Un vegano, un fruttariano, un ‘paleoliano’ e un taglialegna vanno a cena fuori. Tralasciamo lo spiacevole compito che spetterà al cuoco e al cameriere del ristorante. Domande:
1.E’ una barzelletta?
2.Che locale sceglieranno?
3.Dove mai si saranno incontrati, e cosa li ha spinti ad instaurare dei legami?
No, non è una barzelletta.
La scelta del locale ricadrà su di un comune ristorante, poiché su quattro due consumano esclusivamente alimenti di origine vegetale, uno prevalentemente animale (perlopiù carne e pesce), mentre il taglialegna – aimé – appartiene a quella stomachevole, bizzarra, oramai inconsueta popolazione di onnivori. Non prima di aver sciorinato con cura ed orgoglio la propria scelta alimentare (piuttosto, esistenziale) al titolare, ogni commensale riuscirà a procacciarsi una qualche pietanza con cui pasteggiare.
Dove si sono incontrati? Dunque, il taglialegna è un amico del paleo-sostenitore, il quale ha da breve scelto di calarsi in questo nuovo stile di vita sotto il consiglio di alcuni compagni di palestra. Storia simile per il vegano e il fruttariano, colleghi di lavoro e food-bloggers che, dopo essersi imbattuti in una chimera di articoli sul web decantanti stili alimentari scevri da cibi animali, hanno inevitabilmente scelto di vestire i nuovi, fulgidi panni di vegano e fruttariano.
Le due coppie si sono incontrati incidentalmente in un caffè del quartiere, nel quale si erano recati per un fugace aperitivo al termine di un’estenuante ma proficua giornata lavorativa.
Ovviamente, parlavano di cibo.
Esporre le proprie teorie confutando al contempo quelle altrui era compito arduo ed inderogabile; un discorso tira l’altro, capita che alla fine si venga a creare un’inspiegabile alchimia di pensieri e comportamenti.
Un lasso di tempo lievemente superiore alla media per quanto concerne l’ispezione del menù e la tortuosa scelta dei piatti, ma dopo qualche piccola disquisizione il cameriere è riuscito a soddisfare le esigenze di ogni commensale.
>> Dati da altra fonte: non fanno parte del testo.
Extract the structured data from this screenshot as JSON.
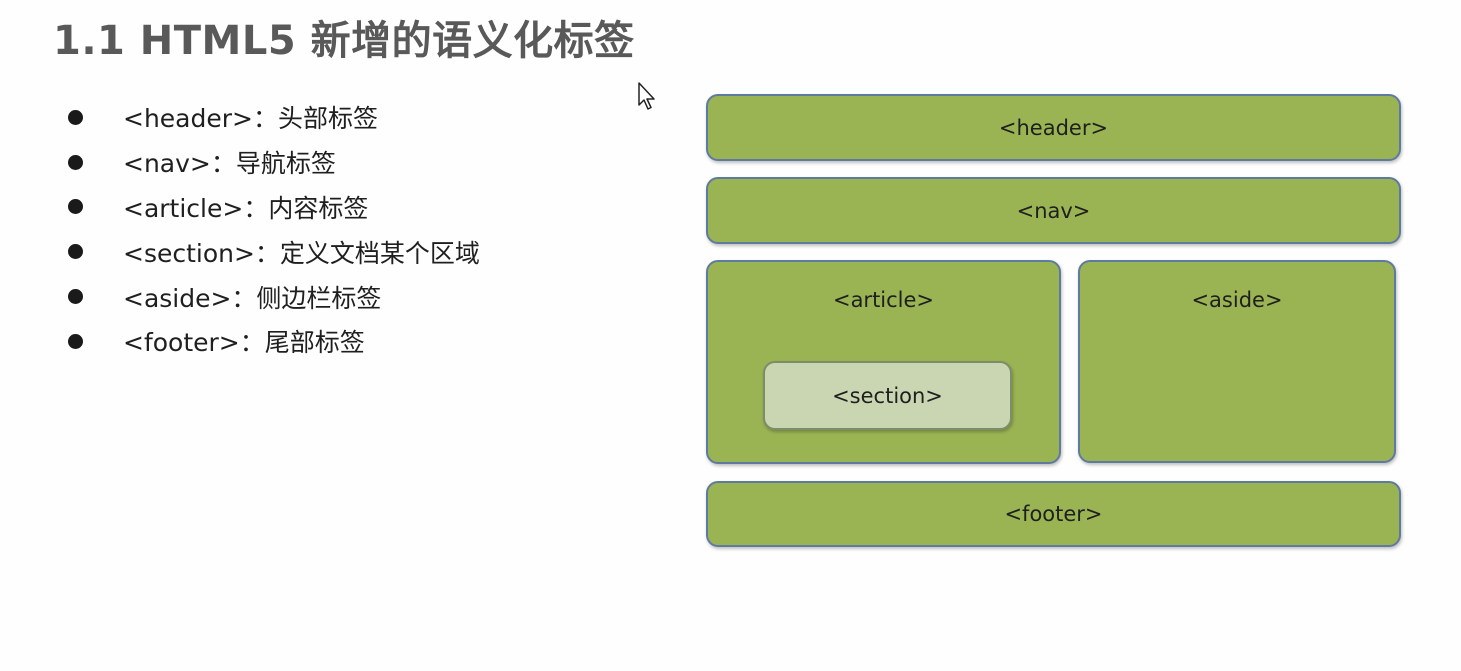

Le pietanze, secondo i verdetti enunciati, vacillavano tra il fragrante e l’aromatico, l’appetitoso e il succulento, il puro e il genuino, e ancora il balsamico, il fresco e il ‘naturale’. La frenesia per la stesura del nuovo articolo sul food-blog quasi precedeva il piacere di gustare i bocconi. Insomma, gli argomenti non sono certo mancati.
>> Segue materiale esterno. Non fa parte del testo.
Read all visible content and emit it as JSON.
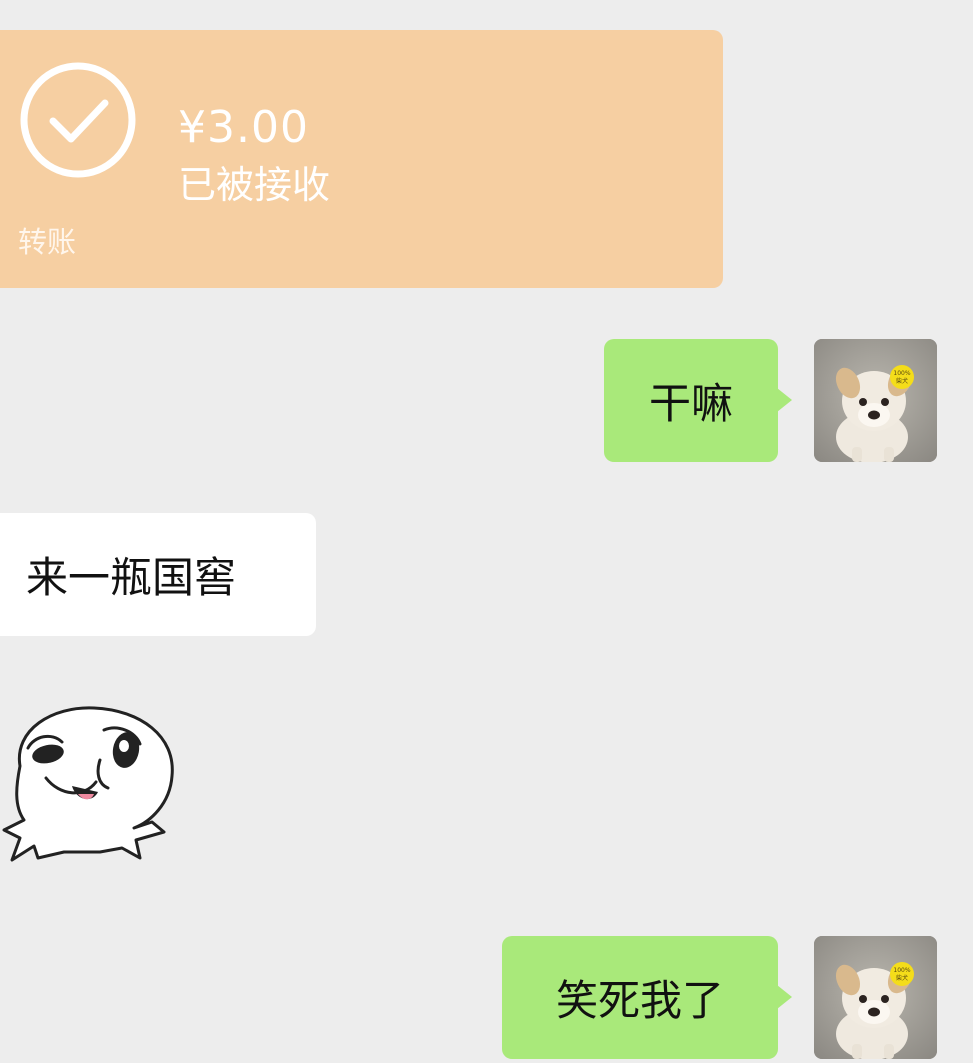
{
  "transfer": {
    "amount": "¥3.00",
    "status": "已被接收",
    "label": "转账",
    "icon": "check-circle-icon"
  },
  "messages": [
    {
      "side": "outgoing",
      "text": "干嘛"
    },
    {
      "side": "incoming",
      "text": "来一瓶国窖"
    },
    {
      "side": "incoming",
      "type": "sticker",
      "icon": "laughing-face-sticker"
    },
    {
      "side": "outgoing",
      "text": "笑死我了"
    }
  ],
  "avatar": {
    "icon": "puppy-avatar",
    "badge_text": "100%\n柴犬"
  },
  "colors": {
    "background": "#ededed",
    "transfer_card": "#f6cfa2",
    "outgoing_bubble": "#a9e97a",
    "incoming_bubble": "#ffffff"
  }
}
Eccetto che per il taglialegna. Nonostante la sua indole spigliata ed estroversa, quella sera non riusciva proprio ad integrarsi con i convitati. Comunque, la serata è trascorsa abbastanza in fretta, i commensali si sono stretti la mano dirigendosi ognuno verso la propria autovettura.
Quale è la funzione di questo pleonastico, prolisso preludio?
Ciò cui inizialmente auspicavo (prima che i pensieri cominciassero come al solito a colare a picco) era il tentativo di fornire una spiegazione psicosociale di un fenomeno oggi epidemico. Siamo malati di cibo e di tutto ciò che lo riguarda: ricette, foto, video, programmi di cucina, siti web, ristoranti e locali sempre più eccentrici, diete estrose, surrogati in veste di pillole, polvere o frullati, iniettati o bevuti, drenanti e dimagranti. Il cibo è diventata un’occupazione pervasiva nella vita delle persone.
Non è un caso che abbia scelto di presentare i miei personaggi di fantasia identificando i primi con la loro scelta alimentare e solo l’ultimo con la propria condizione lavorativa; eppure sono pronta a scommettere che nessuno, almeno in principio, si è posto la questione. Proprio perché l’esser vegano, crudista, respiriano – miei cari, esistono anche loro, sul serio – e così via, oggi incarna la necessità di identificarsi in una categoria ben precisa che – in qualche modo – sia in grado di definirci nel mondo, di farci sentire una parte distinta di un Tutto che è davvero oltremisura. Un’identità capace di dare uno scopo alle nostre giornate, di infondere energia quando ci alziamo al mattino, di concepire in noi il permesso, alla sera, di coricarci e riposare, progettando un nuovo giorno traboccante di propositi e mansioni da eseguire. Come accade quando si lavora.
Infondo, il meccanismo non è poi così bizzarro: si tratta di cercare di dare un senso alla propria vita.